The Bengaluru incident demonstrates how quickly personal technology experiments can raise societal questions.
Takeaways
- A Bengaluru engineer built an AI surveillance system to monitor activity in his kitchen after suspecting fruit theft.
- The homemade system used a Raspberry Pi, computer vision models, and a camera to detect actions like refrigerator access.
- Alerts and weekly reports summarized kitchen activity using language models.
- The system flagged two instances of fruit removal, leading the engineer to dismiss his cook.
- Social media reactions were divided between praise for technical ingenuity and criticism over privacy concerns.
- The incident highlights growing ethical debates around AI surveillance in domestic environments.
Conclusion
Technology often enters society quietly, one small experiment at a time. A camera above a refrigerator might seem like a minor innovation, especially to an engineer accustomed to building digital systems.
Yet that single camera triggered a conversation reaching far beyond one kitchen in Bengaluru.
Artificial intelligence is steadily moving into private spaces once untouched by automated observation. Devices that can recognize objects, interpret behavior, and generate reports are no longer confined to laboratories or corporations. They can be built on a dining table with inexpensive hardware.

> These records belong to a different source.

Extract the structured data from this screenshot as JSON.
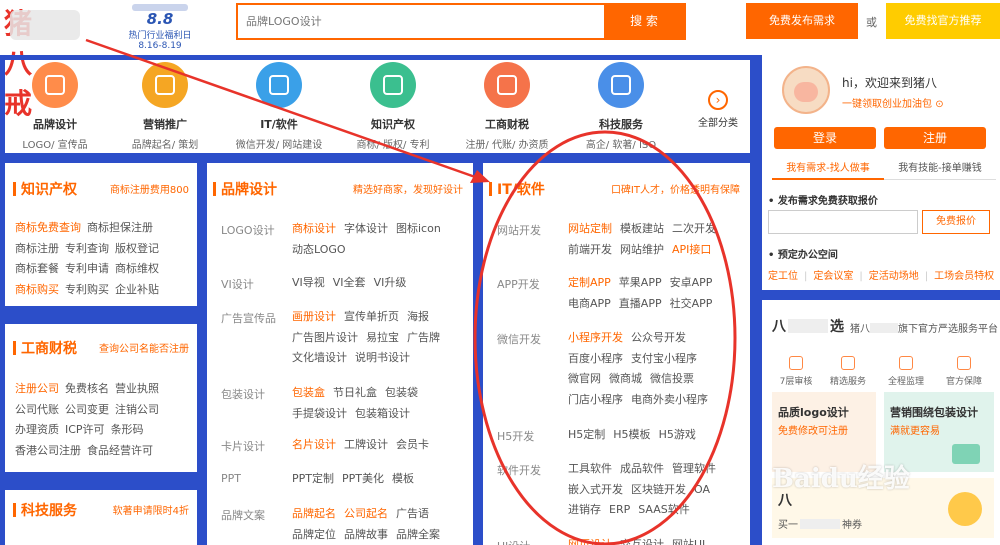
{
  "header": {
    "logo_text": "猪八戒",
    "promo_big": "8.8",
    "promo_line1": "热门行业福利日",
    "promo_line2": "8.16-8.19",
    "search_placeholder": "品牌LOGO设计",
    "search_btn": "搜 索",
    "publish_btn": "免费发布需求",
    "or_text": "或",
    "find_btn": "免费找官方推荐"
  },
  "categories": [
    {
      "name": "品牌设计",
      "sub": "LOGO/ 宣传品",
      "icon": "brand-design-icon",
      "color": "#ff8c4a"
    },
    {
      "name": "营销推广",
      "sub": "品牌起名/ 策划",
      "icon": "megaphone-icon",
      "color": "#f5a623"
    },
    {
      "name": "IT/软件",
      "sub": "微信开发/ 网站建设",
      "icon": "code-monitor-icon",
      "color": "#3aa0e8"
    },
    {
      "name": "知识产权",
      "sub": "商标/ 版权/ 专利",
      "icon": "registered-trademark-icon",
      "color": "#3bbf8f"
    },
    {
      "name": "工商财税",
      "sub": "注册/ 代账/ 办资质",
      "icon": "calculator-icon",
      "color": "#f5734a"
    },
    {
      "name": "科技服务",
      "sub": "高企/ 软著/ ISO",
      "icon": "tech-service-icon",
      "color": "#4a8fe8"
    }
  ],
  "all_categories": "全部分类",
  "ip_panel": {
    "title": "知识产权",
    "link": "商标注册费用800",
    "rows": [
      [
        {
          "t": "商标免费查询",
          "o": true
        },
        {
          "t": "商标担保注册",
          "o": false
        }
      ],
      [
        {
          "t": "商标注册",
          "o": false
        },
        {
          "t": "专利查询",
          "o": false
        },
        {
          "t": "版权登记",
          "o": false
        }
      ],
      [
        {
          "t": "商标套餐",
          "o": false
        },
        {
          "t": "专利申请",
          "o": false
        },
        {
          "t": "商标维权",
          "o": false
        }
      ],
      [
        {
          "t": "商标购买",
          "o": true
        },
        {
          "t": "专利购买",
          "o": false
        },
        {
          "t": "企业补贴",
          "o": false
        }
      ]
    ]
  },
  "biz_panel": {
    "title": "工商财税",
    "link": "查询公司名能否注册",
    "rows": [
      [
        {
          "t": "注册公司",
          "o": true
        },
        {
          "t": "免费核名",
          "o": false
        },
        {
          "t": "营业执照",
          "o": false
        }
      ],
      [
        {
          "t": "公司代账",
          "o": false
        },
        {
          "t": "公司变更",
          "o": false
        },
        {
          "t": "注销公司",
          "o": false
        }
      ],
      [
        {
          "t": "办理资质",
          "o": false
        },
        {
          "t": "ICP许可",
          "o": false
        },
        {
          "t": "条形码",
          "o": false
        }
      ],
      [
        {
          "t": "香港公司注册",
          "o": false
        },
        {
          "t": "食品经营许可",
          "o": false
        }
      ]
    ]
  },
  "tech_panel": {
    "title": "科技服务",
    "link": "软著申请限时4折"
  },
  "brand_panel": {
    "title": "品牌设计",
    "link": "精选好商家，发现好设计",
    "groups": [
      {
        "name": "LOGO设计",
        "lines": [
          [
            {
              "t": "商标设计",
              "o": true
            },
            {
              "t": "字体设计",
              "o": false
            },
            {
              "t": "图标icon",
              "o": false
            }
          ],
          [
            {
              "t": "动态LOGO",
              "o": false
            }
          ]
        ]
      },
      {
        "name": "VI设计",
        "lines": [
          [
            {
              "t": "VI导视",
              "o": false
            },
            {
              "t": "VI全套",
              "o": false
            },
            {
              "t": "VI升级",
              "o": false
            }
          ]
        ]
      },
      {
        "name": "广告宣传品",
        "lines": [
          [
            {
              "t": "画册设计",
              "o": true
            },
            {
              "t": "宣传单折页",
              "o": false
            },
            {
              "t": "海报",
              "o": false
            }
          ],
          [
            {
              "t": "广告图片设计",
              "o": false
            },
            {
              "t": "易拉宝",
              "o": false
            },
            {
              "t": "广告牌",
              "o": false
            }
          ],
          [
            {
              "t": "文化墙设计",
              "o": false
            },
            {
              "t": "说明书设计",
              "o": false
            }
          ]
        ]
      },
      {
        "name": "包装设计",
        "lines": [
          [
            {
              "t": "包装盒",
              "o": true
            },
            {
              "t": "节日礼盒",
              "o": false
            },
            {
              "t": "包装袋",
              "o": false
            }
          ],
          [
            {
              "t": "手提袋设计",
              "o": false
            },
            {
              "t": "包装箱设计",
              "o": false
            }
          ]
        ]
      },
      {
        "name": "卡片设计",
        "lines": [
          [
            {
              "t": "名片设计",
              "o": true
            },
            {
              "t": "工牌设计",
              "o": false
            },
            {
              "t": "会员卡",
              "o": false
            }
          ]
        ]
      },
      {
        "name": "PPT",
        "lines": [
          [
            {
              "t": "PPT定制",
              "o": false
            },
            {
              "t": "PPT美化",
              "o": false
            },
            {
              "t": "模板",
              "o": false
            }
          ]
        ]
      },
      {
        "name": "品牌文案",
        "lines": [
          [
            {
              "t": "品牌起名",
              "o": true
            },
            {
              "t": "公司起名",
              "o": true
            },
            {
              "t": "广告语",
              "o": false
            }
          ],
          [
            {
              "t": "品牌定位",
              "o": false
            },
            {
              "t": "品牌故事",
              "o": false
            },
            {
              "t": "品牌全案",
              "o": false
            }
          ]
        ]
      }
    ]
  },
  "it_panel": {
    "title": "IT/软件",
    "link": "口碑IT人才，价格透明有保障",
    "groups": [
      {
        "name": "网站开发",
        "lines": [
          [
            {
              "t": "网站定制",
              "o": true
            },
            {
              "t": "模板建站",
              "o": false
            },
            {
              "t": "二次开发",
              "o": false
            }
          ],
          [
            {
              "t": "前端开发",
              "o": false
            },
            {
              "t": "网站维护",
              "o": false
            },
            {
              "t": "API接口",
              "o": true
            }
          ]
        ]
      },
      {
        "name": "APP开发",
        "lines": [
          [
            {
              "t": "定制APP",
              "o": true
            },
            {
              "t": "苹果APP",
              "o": false
            },
            {
              "t": "安卓APP",
              "o": false
            }
          ],
          [
            {
              "t": "电商APP",
              "o": false
            },
            {
              "t": "直播APP",
              "o": false
            },
            {
              "t": "社交APP",
              "o": false
            }
          ]
        ]
      },
      {
        "name": "微信开发",
        "lines": [
          [
            {
              "t": "小程序开发",
              "o": true
            },
            {
              "t": "公众号开发",
              "o": false
            }
          ],
          [
            {
              "t": "百度小程序",
              "o": false
            },
            {
              "t": "支付宝小程序",
              "o": false
            }
          ],
          [
            {
              "t": "微官网",
              "o": false
            },
            {
              "t": "微商城",
              "o": false
            },
            {
              "t": "微信投票",
              "o": false
            }
          ],
          [
            {
              "t": "门店小程序",
              "o": false
            },
            {
              "t": "电商外卖小程序",
              "o": false
            }
          ]
        ]
      },
      {
        "name": "H5开发",
        "lines": [
          [
            {
              "t": "H5定制",
              "o": false
            },
            {
              "t": "H5模板",
              "o": false
            },
            {
              "t": "H5游戏",
              "o": false
            }
          ]
        ]
      },
      {
        "name": "软件开发",
        "lines": [
          [
            {
              "t": "工具软件",
              "o": false
            },
            {
              "t": "成品软件",
              "o": false
            },
            {
              "t": "管理软件",
              "o": false
            }
          ],
          [
            {
              "t": "嵌入式开发",
              "o": false
            },
            {
              "t": "区块链开发",
              "o": false
            },
            {
              "t": "OA",
              "o": false
            }
          ],
          [
            {
              "t": "进销存",
              "o": false
            },
            {
              "t": "ERP",
              "o": false
            },
            {
              "t": "SAAS软件",
              "o": false
            }
          ]
        ]
      },
      {
        "name": "UI设计",
        "lines": [
          [
            {
              "t": "网页设计",
              "o": true
            },
            {
              "t": "交互设计",
              "o": false
            },
            {
              "t": "网站UI",
              "o": false
            }
          ]
        ]
      }
    ]
  },
  "sidebar": {
    "greeting": "hi，欢迎来到猪八",
    "vip_link": "一键领取创业加油包",
    "login": "登录",
    "register": "注册",
    "tab_need": "我有需求-找人做事",
    "tab_skill": "我有技能-接单赚钱",
    "quote_title": "发布需求免费获取报价",
    "quote_btn": "免费报价",
    "office_title": "预定办公空间",
    "office_links": [
      "定工位",
      "定会议室",
      "定活动场地",
      "工场会员特权"
    ],
    "select_title": "八",
    "select_title2": "选",
    "select_sub": "猪八",
    "select_sub2": "旗下官方严选服务平台",
    "services": [
      "7层审核",
      "精选服务",
      "全程监理",
      "官方保障"
    ],
    "ad1_title": "品质logo设计",
    "ad1_sub": "免费修改可注册",
    "ad2_title": "营销围绕包装设计",
    "ad2_sub": "满就更容易",
    "ad3_title": "八",
    "ad3_sub": "买一",
    "ad3_sub2": "神券",
    "watermark": "Baidu经验"
  }
}
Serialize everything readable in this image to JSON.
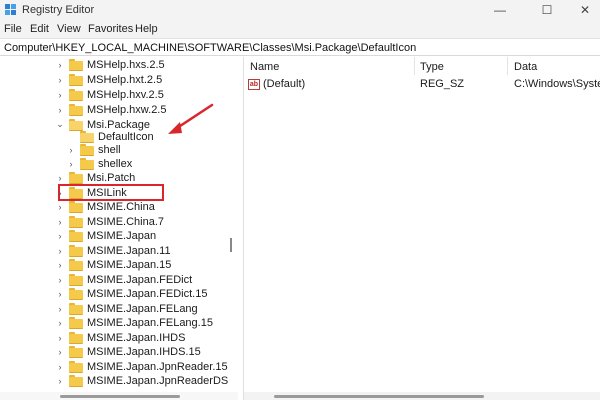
{
  "window": {
    "title": "Registry Editor",
    "minimize_glyph": "—",
    "maximize_glyph": "☐",
    "close_glyph": "✕"
  },
  "menu": [
    "File",
    "Edit",
    "View",
    "Favorites",
    "Help"
  ],
  "address": "Computer\\HKEY_LOCAL_MACHINE\\SOFTWARE\\Classes\\Msi.Package\\DefaultIcon",
  "tree": {
    "items": [
      {
        "label": "MSHelp.hxs.2.5",
        "chevron": "›"
      },
      {
        "label": "MSHelp.hxt.2.5",
        "chevron": "›"
      },
      {
        "label": "MSHelp.hxv.2.5",
        "chevron": "›"
      },
      {
        "label": "MSHelp.hxw.2.5",
        "chevron": "›"
      },
      {
        "label": "Msi.Package",
        "chevron": "⌄"
      },
      {
        "label": "DefaultIcon",
        "chevron": ""
      },
      {
        "label": "shell",
        "chevron": "›"
      },
      {
        "label": "shellex",
        "chevron": "›"
      },
      {
        "label": "Msi.Patch",
        "chevron": "›"
      },
      {
        "label": "MSILink",
        "chevron": "›"
      },
      {
        "label": "MSIME.China",
        "chevron": "›"
      },
      {
        "label": "MSIME.China.7",
        "chevron": "›"
      },
      {
        "label": "MSIME.Japan",
        "chevron": "›"
      },
      {
        "label": "MSIME.Japan.11",
        "chevron": "›"
      },
      {
        "label": "MSIME.Japan.15",
        "chevron": "›"
      },
      {
        "label": "MSIME.Japan.FEDict",
        "chevron": "›"
      },
      {
        "label": "MSIME.Japan.FEDict.15",
        "chevron": "›"
      },
      {
        "label": "MSIME.Japan.FELang",
        "chevron": "›"
      },
      {
        "label": "MSIME.Japan.FELang.15",
        "chevron": "›"
      },
      {
        "label": "MSIME.Japan.IHDS",
        "chevron": "›"
      },
      {
        "label": "MSIME.Japan.IHDS.15",
        "chevron": "›"
      },
      {
        "label": "MSIME.Japan.JpnReader.15",
        "chevron": "›"
      },
      {
        "label": "MSIME.Japan.JpnReaderDS",
        "chevron": "›"
      }
    ],
    "selected": "DefaultIcon"
  },
  "list": {
    "columns": [
      "Name",
      "Type",
      "Data"
    ],
    "rows": [
      {
        "name": "(Default)",
        "type": "REG_SZ",
        "data": "C:\\Windows\\System",
        "icon": "ab-string-icon"
      }
    ]
  },
  "colors": {
    "highlight_box": "#d9262c",
    "arrow": "#d9262c",
    "folder": "#f5c94a"
  }
}
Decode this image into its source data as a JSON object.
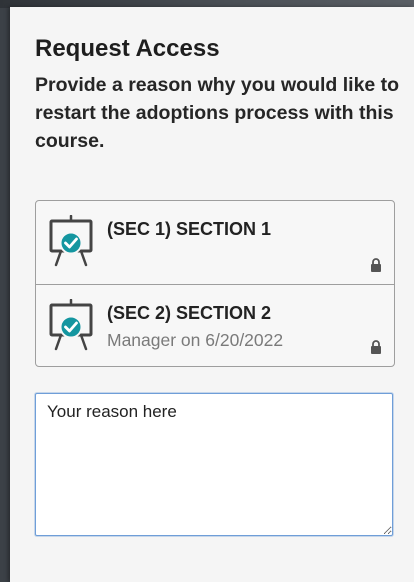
{
  "dialog": {
    "title": "Request Access",
    "description": "Provide a reason why you would like to restart the adoptions process with this course."
  },
  "sections": [
    {
      "name": "(SEC 1) SECTION 1",
      "meta": "",
      "icon": "easel-check-icon",
      "lock_icon": "lock-icon"
    },
    {
      "name": "(SEC 2) SECTION 2",
      "meta": "Manager on 6/20/2022",
      "icon": "easel-check-icon",
      "lock_icon": "lock-icon"
    }
  ],
  "reason_field": {
    "placeholder": "Your reason here",
    "value": ""
  },
  "colors": {
    "panel_bg": "#f5f5f5",
    "backdrop": "#3c4147",
    "accent_teal": "#1496a0",
    "focus_border": "#6f9ed8"
  }
}
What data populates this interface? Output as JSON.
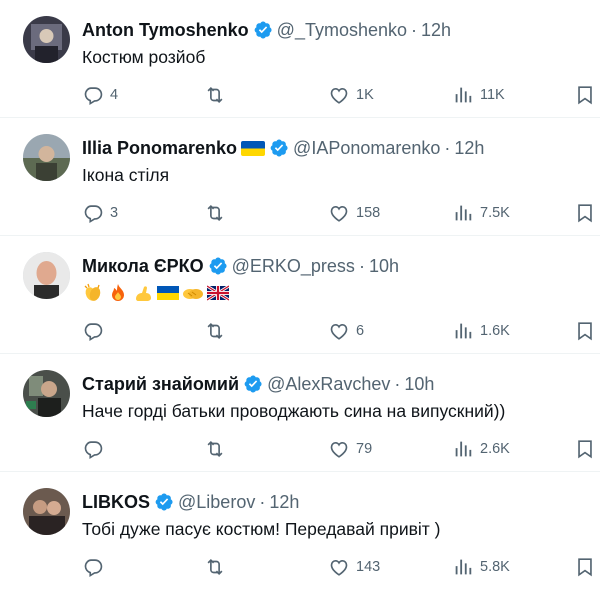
{
  "tweets": [
    {
      "name": "Anton Tymoshenko",
      "handle": "@_Tymoshenko",
      "time": "12h",
      "text": "Костюм розйоб",
      "has_flag": false,
      "replies": "4",
      "retweets": "",
      "likes": "1K",
      "views": "11K"
    },
    {
      "name": "Illia Ponomarenko",
      "handle": "@IAPonomarenko",
      "time": "12h",
      "text": "Ікона стіля",
      "has_flag": true,
      "replies": "3",
      "retweets": "",
      "likes": "158",
      "views": "7.5K"
    },
    {
      "name": "Микола ЄРКО",
      "handle": "@ERKO_press",
      "time": "10h",
      "text": "",
      "emojis": [
        "clapping-hands",
        "fire",
        "flexed-biceps",
        "ukraine-flag",
        "handshake",
        "uk-flag"
      ],
      "has_flag": false,
      "replies": "",
      "retweets": "",
      "likes": "6",
      "views": "1.6K"
    },
    {
      "name": "Старий знайомий",
      "handle": "@AlexRavchev",
      "time": "10h",
      "text": "Наче горді батьки проводжають сина на випускний))",
      "has_flag": false,
      "replies": "",
      "retweets": "",
      "likes": "79",
      "views": "2.6K"
    },
    {
      "name": "LIBKOS",
      "handle": "@Liberov",
      "time": "12h",
      "text": "Тобі дуже пасує костюм! Передавай привіт )",
      "has_flag": false,
      "replies": "",
      "retweets": "",
      "likes": "143",
      "views": "5.8K"
    }
  ],
  "separator_dot": "·",
  "colors": {
    "text": "#0f1419",
    "secondary": "#536471",
    "verified": "#1d9bf0",
    "divider": "#eff3f4"
  },
  "icons": [
    "reply-icon",
    "retweet-icon",
    "like-icon",
    "views-icon",
    "bookmark-icon",
    "verified-badge-icon"
  ]
}
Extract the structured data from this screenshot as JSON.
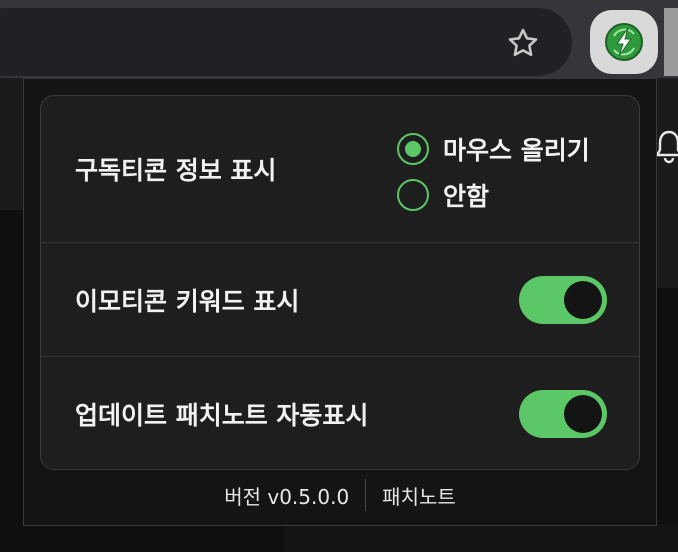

That accessibility carries both promise and risk.
On one hand, AI systems can enhance safety, automate routine monitoring, and provide useful insights about household activity. On the other, they can transform relationships built on trust into relationships governed by surveillance.
The controversy surrounding Tanwar’s “AI roommate” illustrates the delicate balance between technological capability and social responsibility.
As artificial intelligence becomes a household tool, society must decide how—and where—to draw the line.
FAQs
What was the Bengaluru AI kitchen surveillance incident?
A software engineer built an AI monitoring system using a camera and computer vision to track kitchen activity and detect suspected food theft.
How did the AI system detect theft?
The system used object detection models to identify actions such as opening the refrigerator and removing items like fruit.
Was the system connected to the cloud?
No. The setup reportedly processed video locally on a Raspberry Pi device to avoid uploading footage to external servers.
Why did the story go viral?
Many people debated whether using AI surveillance on a domestic worker was innovative problem-solving or an invasion of privacy.
Can anyone build a similar system?
Yes. With affordable hardware, open-source AI models, and basic programming skills, individuals can create home surveillance systems for under $150.